Der »Diplomat mit Rundscheibling« macht nach 18 Jahren Schluss

Berchtesgaden – 18 Jahre lang stand Sepp Wenig an der Spitze der Vereinigten Trachtenvereine des Berchtesgadener Landes. Jetzt macht der »Diplomat mit Rundscheibling«, wie Marktbürgermeister Franz Rasp seinen Bürgermeister-Stellvertreter nannte, Schluss. Bei der Frühjahrsversammlung mit anschließendem Kranzl im »Alpensport-Hotel Seimler« übergab der »Schaffei« das Amt des 1. Vorstands an Tobias Kastner vom GTEV D'Funtenseer.


Veranstalter der Frühjahrsversammlung war der GTEV D'Untersberger-Stamm. Dessen 1. Vorstand Richard Grüsser konnte sogar den Gauvorstand Michael Hauser begrüßen, der an diesem Tag seinen 60. Geburtstag feierte. Grüsser war vor der Versammlung die Frage gestellt worden, ob man trotz des Krieges in der Ukraine ein Kranzl durchführen könne. Richard Grüssers Antwort war eindeutig: »Wenn wir jetzt, wo wir es wieder können, das wieder nicht durchziehen, also eine Frühjahrsversammlung mit anschließendem Kranzl abzuhalten, dann verlernen es wir Alten und die Jungen werden es nicht lernen«. Dafür bekam der 1. Vorstand kräftigen Applaus.

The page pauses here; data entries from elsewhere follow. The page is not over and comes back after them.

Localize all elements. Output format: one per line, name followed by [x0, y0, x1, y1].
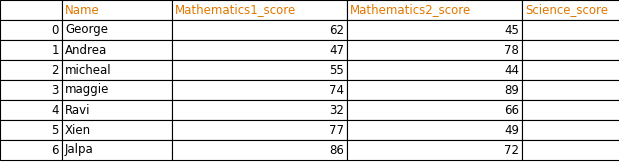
Bar — [347, 0, 522, 20]
Text: 5: 5 — [51, 124, 59, 136]
Bar — [0, 60, 62, 80]
Bar — [522, 120, 619, 140]
Bar — [172, 80, 347, 100]
Bar — [62, 0, 172, 20]
Bar — [0, 80, 62, 100]
Text: 3: 3 — [51, 83, 59, 96]
Bar — [172, 120, 347, 140]
Text: Andrea: Andrea — [65, 43, 107, 56]
Bar — [62, 60, 172, 80]
Bar — [0, 120, 62, 140]
Text: George: George — [65, 24, 108, 37]
Bar — [62, 120, 172, 140]
Text: Xien: Xien — [65, 124, 91, 136]
Bar — [172, 0, 347, 20]
Bar — [522, 40, 619, 60]
Text: 62: 62 — [329, 24, 344, 37]
Bar — [62, 80, 172, 100]
Text: 47: 47 — [329, 43, 344, 56]
Text: 66: 66 — [504, 103, 519, 117]
Text: Science_score: Science_score — [525, 3, 608, 16]
Text: Mathematics2_score: Mathematics2_score — [350, 3, 471, 16]
Bar — [347, 140, 522, 160]
Text: 1: 1 — [51, 43, 59, 56]
Text: 0: 0 — [51, 24, 59, 37]
Bar — [62, 100, 172, 120]
Text: 6: 6 — [51, 143, 59, 157]
Bar — [522, 20, 619, 40]
Text: micheal: micheal — [65, 64, 111, 77]
Text: 89: 89 — [504, 83, 519, 96]
Text: 55: 55 — [329, 64, 344, 77]
Bar — [522, 140, 619, 160]
Text: 86: 86 — [329, 143, 344, 157]
Text: 32: 32 — [329, 103, 344, 117]
Bar — [172, 100, 347, 120]
Text: Name: Name — [65, 3, 100, 16]
Bar — [347, 80, 522, 100]
Bar — [0, 140, 62, 160]
Bar — [62, 140, 172, 160]
Bar — [347, 100, 522, 120]
Bar — [62, 40, 172, 60]
Bar — [347, 40, 522, 60]
Bar — [172, 40, 347, 60]
Text: 78: 78 — [504, 43, 519, 56]
Text: 44: 44 — [504, 64, 519, 77]
Text: Ravi: Ravi — [65, 103, 90, 117]
Bar — [0, 0, 62, 20]
Bar — [0, 100, 62, 120]
Text: 72: 72 — [504, 143, 519, 157]
Text: Jalpa: Jalpa — [65, 143, 93, 157]
Bar — [62, 20, 172, 40]
Text: maggie: maggie — [65, 83, 110, 96]
Text: 4: 4 — [51, 103, 59, 117]
Text: 49: 49 — [504, 124, 519, 136]
Bar — [0, 40, 62, 60]
Bar — [172, 60, 347, 80]
Text: 74: 74 — [329, 83, 344, 96]
Text: Mathematics1_score: Mathematics1_score — [175, 3, 297, 16]
Bar — [522, 80, 619, 100]
Text: 2: 2 — [51, 64, 59, 77]
Bar — [347, 60, 522, 80]
Bar — [172, 20, 347, 40]
Bar — [0, 20, 62, 40]
Bar — [522, 100, 619, 120]
Bar — [347, 120, 522, 140]
Bar — [522, 0, 619, 20]
Bar — [347, 20, 522, 40]
Bar — [522, 60, 619, 80]
Bar — [172, 140, 347, 160]
Text: 77: 77 — [329, 124, 344, 136]
Text: 45: 45 — [504, 24, 519, 37]
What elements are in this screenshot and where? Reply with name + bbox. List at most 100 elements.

Zum Totengedenken bat Wenig die Versammlung, sich von den Plätzen zu erheben. Die Worte des Vereinigungsvorstands stimmten nachdenklich: »Es war für viele einsam das letzte Geleit, wir konnten unseren Vereinsmitgliedern wegen Corona nicht die letzte Ehre am Grab erweisen.«

Sepp Wenig: Gespür für Moderne und Tradition

»Würde ich wissen, dass morgen die Welt untergeht, dann würde ich heute ein Apfelbäumchen pflanzen«. Mit diesem Zitat, das Martin Luther zugeschrieben wird, wollte Marktbürgermeister Franz Rasp in seinem Grußwort ausdrücken, dass es darum gehe, »an dem, was wir haben, festzuhalten, positiv in die Zukunft zu schauen und nicht zu vergessen, wo wir herkommen«. Umso mehr freue er sich, dass zurzeit mehrere Vereine Vereinsheime planen. Den scheidenden Vereinigungsvorstand Sepp Wenig, gleichzeitig 2. Bürgermeister und langjähriger Marktgemeinderat, bezeichnete der Marktbürgermeister als »Diplomat mit Rundscheibling«. Wenig habe immer darauf geschaut, dass es bei den Leuten ein Miteinander gibt. »Er war derjenige, der sich darum gekümmert hat, dass die Vereine zusammen kommen.« Sepp Wenig sei auch dafür verantwortlich, dass der Schützen- und Trachtenjahrtag »das ist, was er jetzt ist«. Franz Rasp lobte die »gerade Linie« Sepp Wenigs und sein Gespür für Moderne und Tradition. Für seine jahrzehntelange Arbeit gelte ihm ein herzliches Vergelt's Gott. Rasps Dank galt aber auch Hans Walch, der an diesem Abend das Amt des Kassiers niederlegte.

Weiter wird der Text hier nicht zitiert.